Statt des weniger spektakulären Mantels kaufen wir uns am Ende traditionelle kniehohe Stiefel, bekannt als Tshoglam, die Männer zu feierlichen Anlässen tragen, regelrechte Kunstwerke aus Seide, Leder und Brokat mit fantasievollen Stickmustern. Eigenartigerweise wird nicht zwischen rechtem und linkem Schuh unterschieden. Die Farbe des Schaftes bestimmt den Rang des Besitzers oder umgekehrt. Soziale Unterscheidung erfolgt also für den König, die Minister, die Staatsbediensteten und für das gemeine Fußvolk. Den Frauen stehen dagegen kurze, knöchelhohe Stiefel zu, während sie sich in fersenlange Kleider, die sogenannten Kira, hüllen. Sonam lässt uns wissen, dass der Monarch das Tragen der traditionellen Tracht angewiesen hatte, um die Bhutaner von der nepalesisch-stämmigen Hindu-Minderheit abzugrenzen. Auf unsere Frage, warum diese Abgrenzung denn so wichtig sei, schaut uns Sonam erneut nur verständnislos an. Uns beschleicht allmählich das Gefühl, dass wir auf unsere falschen Fragen keine Antworten erwarten dürfen.

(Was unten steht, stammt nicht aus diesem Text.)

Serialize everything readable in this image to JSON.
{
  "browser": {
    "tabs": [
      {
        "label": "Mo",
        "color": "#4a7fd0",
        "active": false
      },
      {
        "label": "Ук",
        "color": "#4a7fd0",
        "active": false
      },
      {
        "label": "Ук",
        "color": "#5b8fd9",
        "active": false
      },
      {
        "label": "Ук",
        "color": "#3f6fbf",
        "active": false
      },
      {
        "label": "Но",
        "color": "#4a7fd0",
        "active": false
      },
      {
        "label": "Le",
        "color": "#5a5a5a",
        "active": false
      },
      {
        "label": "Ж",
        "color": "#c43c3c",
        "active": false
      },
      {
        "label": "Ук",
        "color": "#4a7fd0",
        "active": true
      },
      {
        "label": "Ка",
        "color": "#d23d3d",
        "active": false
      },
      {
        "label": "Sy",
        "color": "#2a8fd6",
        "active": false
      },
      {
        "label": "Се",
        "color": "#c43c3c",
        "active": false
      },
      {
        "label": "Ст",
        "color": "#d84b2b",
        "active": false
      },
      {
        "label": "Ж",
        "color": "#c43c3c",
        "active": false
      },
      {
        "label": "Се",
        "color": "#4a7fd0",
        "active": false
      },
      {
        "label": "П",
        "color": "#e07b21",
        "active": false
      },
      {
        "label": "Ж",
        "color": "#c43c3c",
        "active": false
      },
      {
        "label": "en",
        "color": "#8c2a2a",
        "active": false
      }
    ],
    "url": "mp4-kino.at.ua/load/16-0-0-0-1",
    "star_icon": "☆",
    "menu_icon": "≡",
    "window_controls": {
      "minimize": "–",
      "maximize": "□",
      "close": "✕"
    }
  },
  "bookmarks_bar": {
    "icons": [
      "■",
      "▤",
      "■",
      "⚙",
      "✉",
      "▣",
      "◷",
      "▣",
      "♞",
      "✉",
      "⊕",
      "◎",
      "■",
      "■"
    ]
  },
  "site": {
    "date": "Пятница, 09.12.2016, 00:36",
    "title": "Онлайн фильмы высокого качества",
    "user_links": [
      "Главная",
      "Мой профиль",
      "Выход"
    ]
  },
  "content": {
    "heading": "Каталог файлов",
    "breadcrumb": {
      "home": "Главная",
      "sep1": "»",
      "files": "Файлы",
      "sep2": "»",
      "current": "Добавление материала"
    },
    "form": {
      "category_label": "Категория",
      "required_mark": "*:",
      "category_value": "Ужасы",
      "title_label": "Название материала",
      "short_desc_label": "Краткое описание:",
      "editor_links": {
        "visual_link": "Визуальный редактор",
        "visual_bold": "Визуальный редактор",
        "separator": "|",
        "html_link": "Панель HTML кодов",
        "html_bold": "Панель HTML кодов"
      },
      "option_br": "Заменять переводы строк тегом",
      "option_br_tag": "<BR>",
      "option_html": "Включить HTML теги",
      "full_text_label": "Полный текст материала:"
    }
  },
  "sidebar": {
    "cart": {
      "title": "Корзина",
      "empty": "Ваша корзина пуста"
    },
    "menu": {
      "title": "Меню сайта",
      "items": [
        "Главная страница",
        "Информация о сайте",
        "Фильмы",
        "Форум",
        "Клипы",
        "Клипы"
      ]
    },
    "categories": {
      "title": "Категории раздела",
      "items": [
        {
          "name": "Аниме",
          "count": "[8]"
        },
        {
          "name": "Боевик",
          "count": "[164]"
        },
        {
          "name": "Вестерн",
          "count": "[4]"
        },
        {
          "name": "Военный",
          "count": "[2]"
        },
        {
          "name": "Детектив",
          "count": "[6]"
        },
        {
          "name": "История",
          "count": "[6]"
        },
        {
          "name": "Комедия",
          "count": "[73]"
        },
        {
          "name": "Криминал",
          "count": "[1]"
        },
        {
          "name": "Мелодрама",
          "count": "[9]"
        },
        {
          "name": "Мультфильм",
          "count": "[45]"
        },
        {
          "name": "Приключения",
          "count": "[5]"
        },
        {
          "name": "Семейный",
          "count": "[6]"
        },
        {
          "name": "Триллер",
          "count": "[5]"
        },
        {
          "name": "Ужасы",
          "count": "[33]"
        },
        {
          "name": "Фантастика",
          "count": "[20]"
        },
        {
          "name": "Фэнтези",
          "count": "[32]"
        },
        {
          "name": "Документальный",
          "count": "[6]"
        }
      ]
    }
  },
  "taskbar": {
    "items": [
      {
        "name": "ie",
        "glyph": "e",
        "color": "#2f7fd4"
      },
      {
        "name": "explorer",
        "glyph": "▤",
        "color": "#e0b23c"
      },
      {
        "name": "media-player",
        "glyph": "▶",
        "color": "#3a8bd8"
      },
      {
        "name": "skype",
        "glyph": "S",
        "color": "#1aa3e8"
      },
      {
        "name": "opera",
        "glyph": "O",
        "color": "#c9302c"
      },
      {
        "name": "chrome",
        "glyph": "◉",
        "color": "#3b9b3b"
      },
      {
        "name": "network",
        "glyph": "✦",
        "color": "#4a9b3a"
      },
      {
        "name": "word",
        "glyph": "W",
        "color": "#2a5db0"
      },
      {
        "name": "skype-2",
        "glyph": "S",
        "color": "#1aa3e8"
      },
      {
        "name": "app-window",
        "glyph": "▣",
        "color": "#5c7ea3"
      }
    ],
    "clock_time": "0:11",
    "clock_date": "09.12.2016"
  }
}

Unsere Freude ist grenzenlos, als Sonam uns ausdrücklich zu verstehen gibt, dass Bhutan ein nikotinfreies Land ist. Rauchen in der Öffentlichkeit und der Verkauf von Tabakwaren sind untersagt. Erlaubt ist das Rauchen nur in den eigenen vier Wänden, doch müsste man in diesem Fall die Tabakwaren aus dem Ausland beziehen, was den Preis durch die Einfuhrsteuer verdoppelt. Unser europäischer König und wir, seine mutmaßlichen Frauen, sind allesamt Nichtraucher und freuen uns außerordentlich, dass sich besagtes Laster nicht in diesem asiatischen Land ausgebreitet hat. Da wir allerdings aus einem Land kommen, dessen Bürger fast ausnahmslos dieser gesundheitsschädlichen Leidenschaft frönen und keine Gelegenheit auslassen, dies in Anwesenheit von nichts ahnenden Opfern zu praktizieren, wissen wir solch ein Verbot besonders zu schätzen und genießen den nikotinfreien Urlaub. Umso größer ist unsere Überraschung, als wir feststellen, dass an vielen Stellen, manchmal auch direkt am Wegesrand, Hanf in ungewöhnlichen Mengen wuchert …
Schutzmänner, Bogenschießen, Morgenmäntel, farbenfrohe Seidenstiefel und Rauchverbot sind aber bei weitem nicht so beeindruckend wie die bhutanischen Häuser. Vor allem auf dem Land, wo die Mehrheit der Menschen in einfachen Verhältnissen lebt, sind sie allesamt liebevoll und im traditionellen Stil gebaut. Die Bewohner müssen in ihren Häusern den harten Winter überstehen, darum wird ein großer Trockenspeicher unter dem Dach angelegt. Und da alle Gerichte großzügig mit Chili gewürzt werden, – eine bhutanische Angewohnheit, die wir nicht rechtzeitig, dafür aber mit tränenden Augen in Erfahrung bringen, – liegen die roten, feurigen Chilischoten zum Trocknen auf den Dächern.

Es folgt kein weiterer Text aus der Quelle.